Revising MOE’s sexuality education curriculum to bring it in line with the United Nations Educational, Scientific and Cultural Organisation (UNESCO)’s International Technical Guidance on Sexuality Education will enable children to develop respectful social and sexual relationships; consider how their choices affect their own well-being and that of others; and understand and ensure the protection of their rights throughout their lives, she adds.
AWARE’s Birds & Bees workshop touches on the topic of sexual orientation as part of the content. “Parents learn about and discuss the likely percentages of LGBTQ+ people in society, the difficulties faced by LGBTQ+ youths seeking to come out to their parents, and the mental health impacts of bullying and discrimination faced by LGBTQ+ youth,” says Ms Tan.
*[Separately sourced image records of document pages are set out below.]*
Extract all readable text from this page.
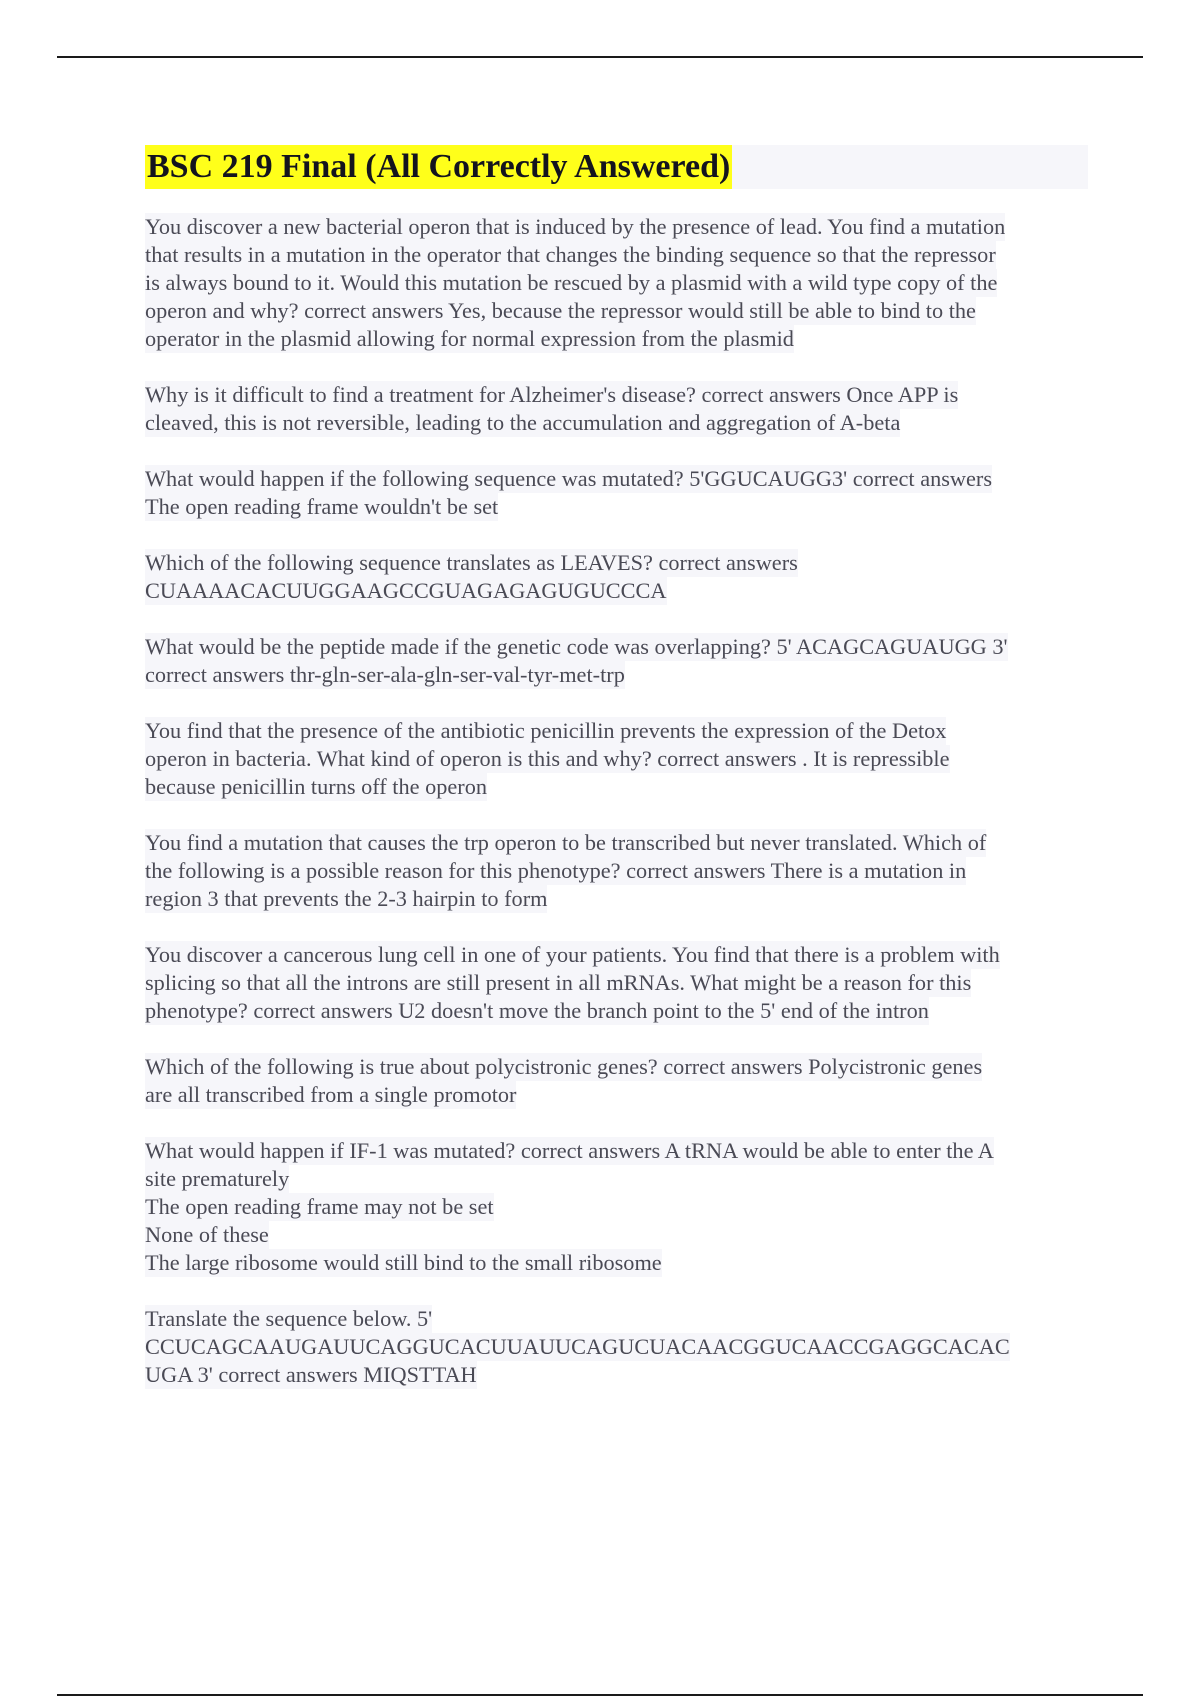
BSC 219 Final (All Correctly Answered)
You discover a new bacterial operon that is induced by the presence of lead. You find a mutation
that results in a mutation in the operator that changes the binding sequence so that the repressor
is always bound to it. Would this mutation be rescued by a plasmid with a wild type copy of the
operon and why? correct answers Yes, because the repressor would still be able to bind to the
operator in the plasmid allowing for normal expression from the plasmid
Why is it difficult to find a treatment for Alzheimer's disease? correct answers Once APP is
cleaved, this is not reversible, leading to the accumulation and aggregation of A-beta
What would happen if the following sequence was mutated? 5'GGUCAUGG3' correct answers
The open reading frame wouldn't be set
Which of the following sequence translates as LEAVES? correct answers
CUAAAACACUUGGAAGCCGUAGAGAGUGUCCCA
What would be the peptide made if the genetic code was overlapping? 5' ACAGCAGUAUGG 3'
correct answers thr-gln-ser-ala-gln-ser-val-tyr-met-trp
You find that the presence of the antibiotic penicillin prevents the expression of the Detox
operon in bacteria. What kind of operon is this and why? correct answers . It is repressible
because penicillin turns off the operon
You find a mutation that causes the trp operon to be transcribed but never translated. Which of
the following is a possible reason for this phenotype? correct answers There is a mutation in
region 3 that prevents the 2-3 hairpin to form
You discover a cancerous lung cell in one of your patients. You find that there is a problem with
splicing so that all the introns are still present in all mRNAs. What might be a reason for this
phenotype? correct answers U2 doesn't move the branch point to the 5' end of the intron
Which of the following is true about polycistronic genes? correct answers Polycistronic genes
are all transcribed from a single promotor
What would happen if IF-1 was mutated? correct answers A tRNA would be able to enter the A
site prematurely
The open reading frame may not be set
None of these
The large ribosome would still bind to the small ribosome
Translate the sequence below. 5'
CCUCAGCAAUGAUUCAGGUCACUUAUUCAGUCUACAACGGUCAACCGAGGCACAC
UGA 3' correct answers MIQSTTAH
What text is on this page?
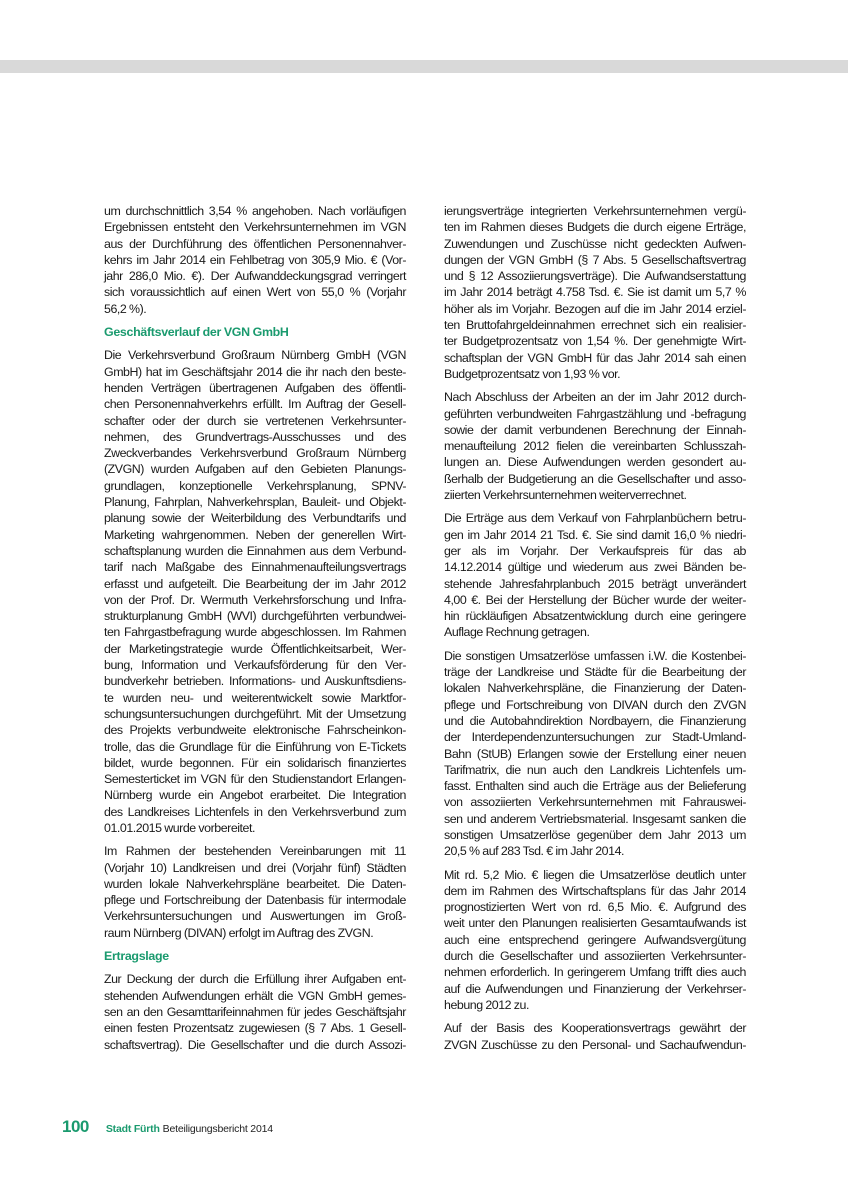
um durchschnittlich 3,54 % angehoben. Nach vorläufigen
Ergebnissen entsteht den Verkehrsunternehmen im VGN
aus der Durchführung des öffentlichen Personennahver-
kehrs im Jahr 2014 ein Fehlbetrag von 305,9 Mio. € (Vor-
jahr 286,0 Mio. €). Der Aufwanddeckungsgrad verringert
sich voraussichtlich auf einen Wert von 55,0 % (Vorjahr
56,2 %).
Geschäftsverlauf der VGN GmbH
Die Verkehrsverbund Großraum Nürnberg GmbH (VGN
GmbH) hat im Geschäftsjahr 2014 die ihr nach den beste-
henden Verträgen übertragenen Aufgaben des öffentli-
chen Personennahverkehrs erfüllt. Im Auftrag der Gesell-
schafter oder der durch sie vertretenen Verkehrsunter-
nehmen, des Grundvertrags-Ausschusses und des
Zweckverbandes Verkehrsverbund Großraum Nürnberg
(ZVGN) wurden Aufgaben auf den Gebieten Planungs-
grundlagen, konzeptionelle Verkehrsplanung, SPNV-
Planung, Fahrplan, Nahverkehrsplan, Bauleit- und Objekt-
planung sowie der Weiterbildung des Verbundtarifs und
Marketing wahrgenommen. Neben der generellen Wirt-
schaftsplanung wurden die Einnahmen aus dem Verbund-
tarif nach Maßgabe des Einnahmenaufteilungsvertrags
erfasst und aufgeteilt. Die Bearbeitung der im Jahr 2012
von der Prof. Dr. Wermuth Verkehrsforschung und Infra-
strukturplanung GmbH (WVI) durchgeführten verbundwei-
ten Fahrgastbefragung wurde abgeschlossen. Im Rahmen
der Marketingstrategie wurde Öffentlichkeitsarbeit, Wer-
bung, Information und Verkaufsförderung für den Ver-
bundverkehr betrieben. Informations- und Auskunftsdiens-
te wurden neu- und weiterentwickelt sowie Marktfor-
schungsuntersuchungen durchgeführt. Mit der Umsetzung
des Projekts verbundweite elektronische Fahrscheinkon-
trolle, das die Grundlage für die Einführung von E-Tickets
bildet, wurde begonnen. Für ein solidarisch finanziertes
Semesterticket im VGN für den Studienstandort Erlangen-
Nürnberg wurde ein Angebot erarbeitet. Die Integration
des Landkreises Lichtenfels in den Verkehrsverbund zum
01.01.2015 wurde vorbereitet.
Im Rahmen der bestehenden Vereinbarungen mit 11
(Vorjahr 10) Landkreisen und drei (Vorjahr fünf) Städten
wurden lokale Nahverkehrspläne bearbeitet. Die Daten-
pflege und Fortschreibung der Datenbasis für intermodale
Verkehrsuntersuchungen und Auswertungen im Groß-
raum Nürnberg (DIVAN) erfolgt im Auftrag des ZVGN.
Ertragslage
Zur Deckung der durch die Erfüllung ihrer Aufgaben ent-
stehenden Aufwendungen erhält die VGN GmbH gemes-
sen an den Gesamttarifeinnahmen für jedes Geschäftsjahr
einen festen Prozentsatz zugewiesen (§ 7 Abs. 1 Gesell-
schaftsvertrag). Die Gesellschafter und die durch Assozi-
ierungsverträge integrierten Verkehrsunternehmen vergü-
ten im Rahmen dieses Budgets die durch eigene Erträge,
Zuwendungen und Zuschüsse nicht gedeckten Aufwen-
dungen der VGN GmbH (§ 7 Abs. 5 Gesellschaftsvertrag
und § 12 Assoziierungsverträge). Die Aufwandserstattung
im Jahr 2014 beträgt 4.758 Tsd. €. Sie ist damit um 5,7 %
höher als im Vorjahr. Bezogen auf die im Jahr 2014 erziel-
ten Bruttofahrgeldeinnahmen errechnet sich ein realisier-
ter Budgetprozentsatz von 1,54 %. Der genehmigte Wirt-
schaftsplan der VGN GmbH für das Jahr 2014 sah einen
Budgetprozentsatz von 1,93 % vor.
Nach Abschluss der Arbeiten an der im Jahr 2012 durch-
geführten verbundweiten Fahrgastzählung und -befragung
sowie der damit verbundenen Berechnung der Einnah-
menaufteilung 2012 fielen die vereinbarten Schlusszah-
lungen an. Diese Aufwendungen werden gesondert au-
ßerhalb der Budgetierung an die Gesellschafter und asso-
ziierten Verkehrsunternehmen weiterverrechnet.
Die Erträge aus dem Verkauf von Fahrplanbüchern betru-
gen im Jahr 2014 21 Tsd. €. Sie sind damit 16,0 % niedri-
ger als im Vorjahr. Der Verkaufspreis für das ab
14.12.2014 gültige und wiederum aus zwei Bänden be-
stehende Jahresfahrplanbuch 2015 beträgt unverändert
4,00 €. Bei der Herstellung der Bücher wurde der weiter-
hin rückläufigen Absatzentwicklung durch eine geringere
Auflage Rechnung getragen.
Die sonstigen Umsatzerlöse umfassen i.W. die Kostenbei-
träge der Landkreise und Städte für die Bearbeitung der
lokalen Nahverkehrspläne, die Finanzierung der Daten-
pflege und Fortschreibung von DIVAN durch den ZVGN
und die Autobahndirektion Nordbayern, die Finanzierung
der Interdependenzuntersuchungen zur Stadt-Umland-
Bahn (StUB) Erlangen sowie der Erstellung einer neuen
Tarifmatrix, die nun auch den Landkreis Lichtenfels um-
fasst. Enthalten sind auch die Erträge aus der Belieferung
von assoziierten Verkehrsunternehmen mit Fahrauswei-
sen und anderem Vertriebsmaterial. Insgesamt sanken die
sonstigen Umsatzerlöse gegenüber dem Jahr 2013 um
20,5 % auf 283 Tsd. € im Jahr 2014.
Mit rd. 5,2 Mio. € liegen die Umsatzerlöse deutlich unter
dem im Rahmen des Wirtschaftsplans für das Jahr 2014
prognostizierten Wert von rd. 6,5 Mio. €. Aufgrund des
weit unter den Planungen realisierten Gesamtaufwands ist
auch eine entsprechend geringere Aufwandsvergütung
durch die Gesellschafter und assoziierten Verkehrsunter-
nehmen erforderlich. In geringerem Umfang trifft dies auch
auf die Aufwendungen und Finanzierung der Verkehrser-
hebung 2012 zu.
Auf der Basis des Kooperationsvertrags gewährt der
ZVGN Zuschüsse zu den Personal- und Sachaufwendun-
100 Stadt Fürth Beteiligungsbericht 2014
“In recent years, MOE has added to its curriculum concepts such as gender equality, sexual exploitation and abuse, and the importance of respect and empathy for the LGBT+ community. However, based on the accounts of students AWARE has spoken to, and others shared on social media of bullying and discrimination against LGBTQ+ students in schools, those values of respect and empathy may not be taught early or effectively enough. After all, children imbibe societal norms about gender identity/expression and sexual orientation from a very young age,” says Ms Tan.
A teacher, who spoke with the promise of anonymity, suggests restructuring sexual education classes to empower students to make their own informed decisions, rather than telling them what not to do. A good sex-ed should ask students these questions: “What should I do when I feel these urges or when I feel a sense of danger? What are the things I personally need to take care of and look out for myself?”
Education and support goes beyond school
Currently, MOE schools are not allowed to refer students to LGBTQ+ organisations. To better support queer students who might be struggling, schools should be allowed to refer them to queer-affirming services such as Oogachaga, Brave Spaces, The T Project, and TransBefrienders.
In a joint survey by independent research agency Blackbox and AWARE, almost all parents agreed they have a role to play in their child’s sex education. This reinforces the need for workshops such as Birds and Bees to better equip them with the tools, know-how and confidence to encourage such conversations.
Parents also need to change their expectations of what teachers do, suggests a teacher. “In some cases, parents know so surely what they want for their children that they haven’t really considered what their children want for themselves. I know they’re coming from a good place but their method [of upbringing] isn’t always the most effective,” they say.
In fact, policymakers, school leaders and staff, and parents should come together to ask, “What is the purpose of education? Why do we offer students counselling and sex-ed? Is it to support students and protect them? Or are we trying to enforce ideas of what we think life should look like.”
This is the second of a two-part series on the LGBTQ+ youth in Singapore and providing them with a safe learning environment they need.